The Company has decided to discontinue the brand since testing of different consumer marketing variables did not significantly improve the consumer take-away. In connection with the brand discontinuation, the Company negotiated amendments to its license agreements with Warner Bros. Consumer Products pursuant to which the Agreements will remain in effect, but the Company will no longer have the right to use the characters after September 30, 2004. Accordingly, the remaining minimum royalty payments will be due throughout the remaining term of the Agreements.
As a result of its decision to cease use of the cartoon character licenses and discontinue the brand, the Company expects to record expenses in the second quarter of approximately $1.8 million, or $1.1 million ($0.06 per diluted share) after taxes. The expenses cover approximately $1.1 million related to royalties under the license agreements, $0.3 million in inventories and capital equipment, and $0.4 million in estimated allowances to sell-off remaining distributor and retailer inventories. The Company estimates the after-tax cash impact to be approximately $0.6 million.
“We are disappointed that the Crunch Toons® brand was not successful,” commented Eric J. Kufel, president and CEO. “High resolution character-shaped products represented true innovation for the category. As an innovation-focused company, we plan to continue to pursue new product and brand ideas to stimulate growth. Our T.G.I. Friday’s® brand products continue to outperform expectations thanks to expanded distribution and consumption growth in the mass merchandiser, vending, and convenience store channels.”

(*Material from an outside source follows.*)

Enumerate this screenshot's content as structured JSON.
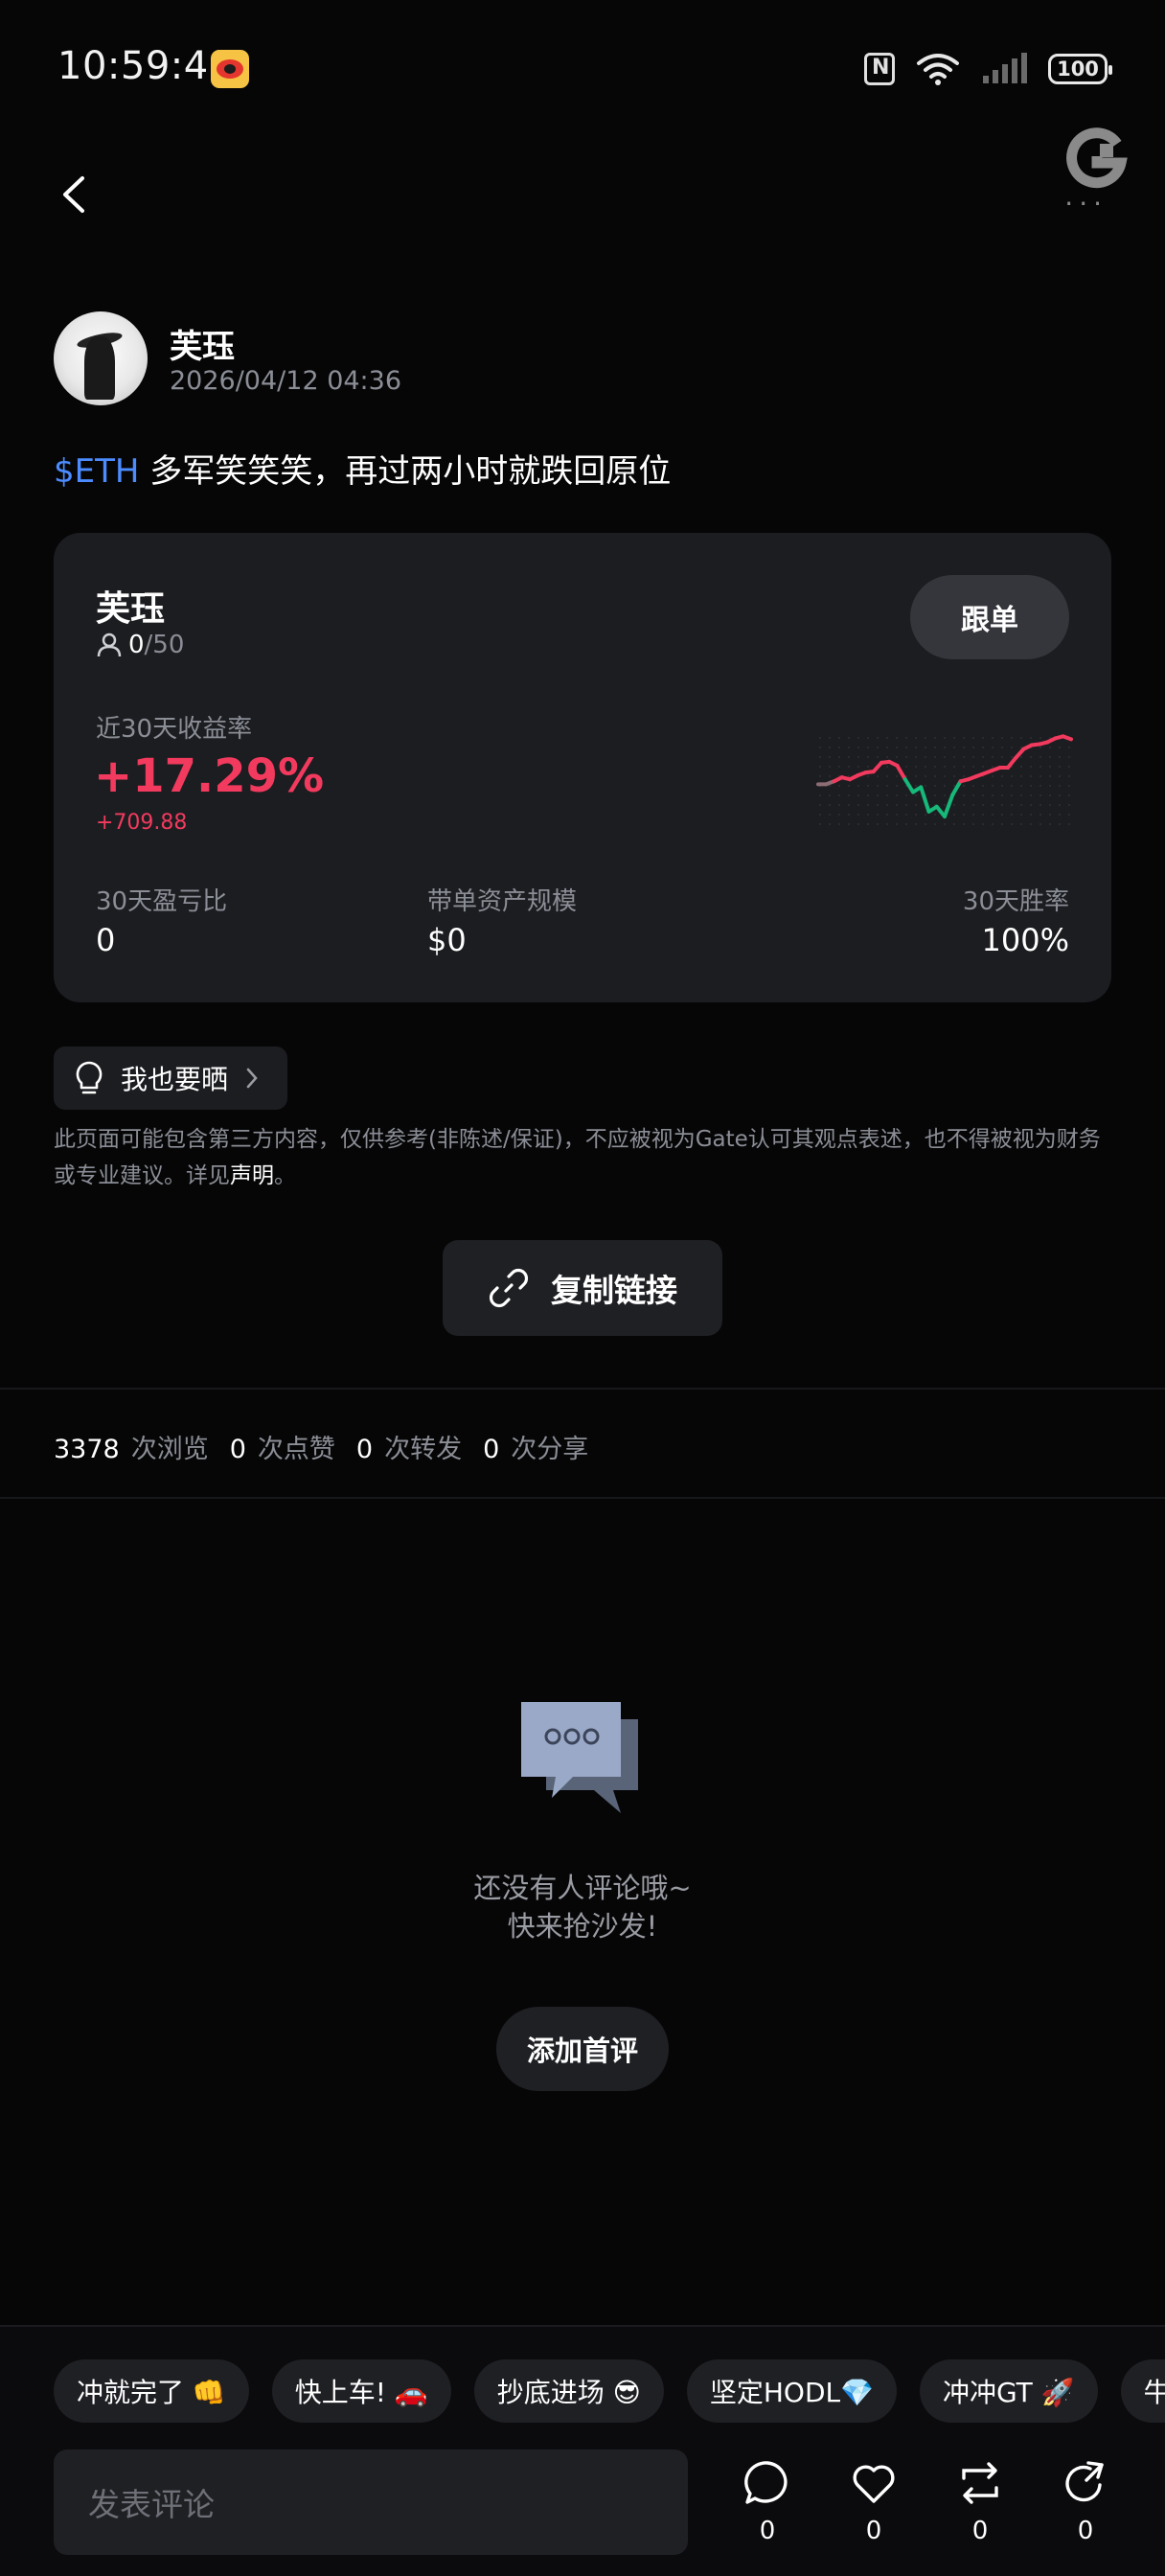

“The expenses mentioned above will negatively affect the second quarter’s and the fiscal year’s financial results,” stated Thomas W. Freeze, senior vice president and CFO. “However, we believe that the stronger than expected sales performance to-date of the T.G.I. Friday’s® brand should still allow us to achieve our revenue guidance for the fiscal year of $70-$75 million, despite the loss of Crunch Toons® brand revenues included in our original revenue estimates. Accordingly, we are increasing our 2004 growth expectations for the T.G.I. Friday’s® brand up to 20-30% versus the mid-teen percentages previously communicated. We also believe that we will achieve our profit guidance for the fiscal year of $2.8-$3.3 million, or $0.14-$0.17 per diluted share, excluding the impact of the expenses for the Crunch Toons® brand discontinuation, due to stronger than expected performance from the T.G.I. Friday’s® brand.”
“We remain committed to our growth objectives and will continue to seek to develop, license or acquire Intensely Different™ new products and brands,” concluded Mr. Kufel.
About Poore Brothers, Inc.
With facilities in Indiana and Arizona, Poore Brothers is a marketer and manufacturer of Intensely Different™ salted snack foods under a variety of owned or licensed brand names, including T.G.I. Friday’s®, Tato Skins®, Poore Brothers®, Bob’s Texas Style®, and Boulder Potato Company®. For further information about Poore Brothers or this release, please contact Thomas W. Freeze, Senior Vice President and Chief Financial Officer, at (623) 932-6203, or logon to http://www.poorebrothers.com.
Statements contained in this press release that are not historical facts are forward-looking statements as that term is defined in the Private Securities Litigation Reform Act of 1995. Because such statements include risks and uncertainties, actual results may differ materially from those expressed or implied by such forward-looking statements. Factors that may cause actual results to differ from the forward-looking statements contained in this press release and that may affect the Company’s prospects in general include, but are not limited to, the potential need for additional financing, acquisition-related risks, significant competition, customer acceptance of new products, dependence upon major customers, general risks related to the food products industry, and such other factors as are described in the Company’s filings with the Securities and Exchange Commission.